For Schmidtbauer, that translated to being "treated like a king. I've been hospitalized before, and nothing compares to the care I received at Abbott Northwestern," he says. It began with the presurgery class he attended with his wife. "They walked us through the procedure and told us what to expect," Schmidtbauer says. His wife was encouraged to spend the first night at the hospital with him and was involved in his recovery as his coach.

"We involve the family so they understand what challenges the patient will face and will feel confident about their ability to help care for the patient at home," says Scott Anseth, MD, the orthopedic surgeon who operated on Schmidtbauer. Support and encouragement also came from fellow patients. Group therapy is an important part of the program, Anseth says. "The patients share their experiences and go through it as a team." Anseth notes that instead of treating patients like they are sick, the Joint Replacement Center treats patients "more like injured athletes. They get up and get dressed every day, have meals together and participate in therapy together."

As part of their patient-centered approach, Joint Replacement Center surgeons and anesthesiologists have collaborated to find the best combination of pain management strategies. "Our philosophy is that if you can control the pain early on, you can start therapy and rehabilitation sooner—and that leads to a better outcome and quicker recovery," Anseth says. "We are committed to making the surgery as close to pain-free as possible."

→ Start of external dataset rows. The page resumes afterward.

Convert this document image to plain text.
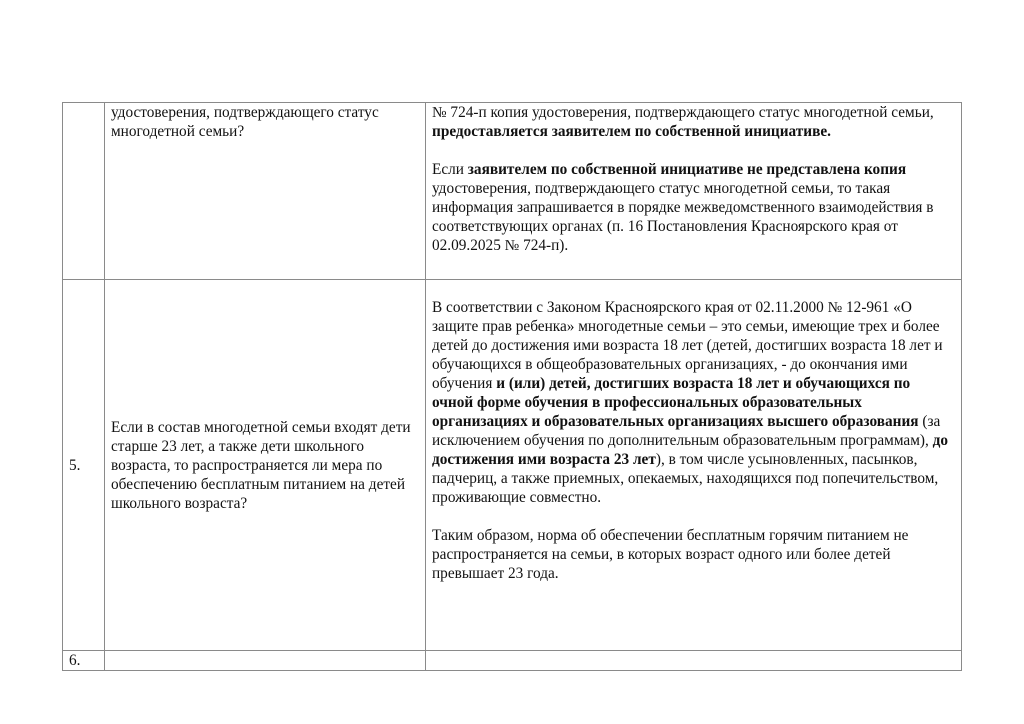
	удостоверения, подтверждающего статус многодетной семьи?	№ 724-п копия удостоверения, подтверждающего статус многодетной семьи, предоставляется заявителем по собственной инициативе.

Если заявителем по собственной инициативе не представлена копия удостоверения, подтверждающего статус многодетной семьи, то такая информация запрашивается в порядке межведомственного взаимодействия в соответствующих органах (п. 16 Постановления Красноярского края от 02.09.2025 № 724-п).

5.	Если в состав многодетной семьи входят дети старше 23 лет, а также дети школьного возраста, то распространяется ли мера по обеспечению бесплатным питанием на детей школьного возраста?	В соответствии с Законом Красноярского края от 02.11.2000 № 12-961 «О защите прав ребенка» многодетные семьи – это семьи, имеющие трех и более детей до достижения ими возраста 18 лет (детей, достигших возраста 18 лет и обучающихся в общеобразовательных организациях, - до окончания ими обучения и (или) детей, достигших возраста 18 лет и обучающихся по очной форме обучения в профессиональных образовательных организациях и образовательных организациях высшего образования (за исключением обучения по дополнительным образовательным программам), до достижения ими возраста 23 лет), в том числе усыновленных, пасынков, падчериц, а также приемных, опекаемых, находящихся под попечительством, проживающие совместно.

Таким образом, норма об обеспечении бесплатным горячим питанием не распространяется на семьи, в которых возраст одного или более детей превышает 23 года.

6.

Like many patients with joint problems, Schmidtbauer was accustomed to pain. "The pain I experienced after surgery was nothing compared to the pain I was in before surgery," he says. A special catheter was inserted near his knee that delivered pain medicine directly to the joint. This catheter remained in place throughout his hospital stay. After three weeks, the pain was minimal, and by six weeks, Schmidtbauer felt fully recovered.

The new approach is making a difference in patients' recoveries. Before the Joint Replacement Center opened, 50 percent of patients were sent to skilled nursing facilities after discharge from the hospital. That rate has decreased to 20 to 25 percent of patients

"That's a huge step," Anseth says. "If our patients can go directly home after the hospital, it's clearly beneficial for them. The reason I do joint replacement surgery is that it is a life-changing surgery. For someone like Mike, who is missing work because of pain, it allows him to get a good portion of his life back. Others in their 70s and 80s think their best years are behind them—all of a sudden, they are traveling and getting back out into the community with family and friends."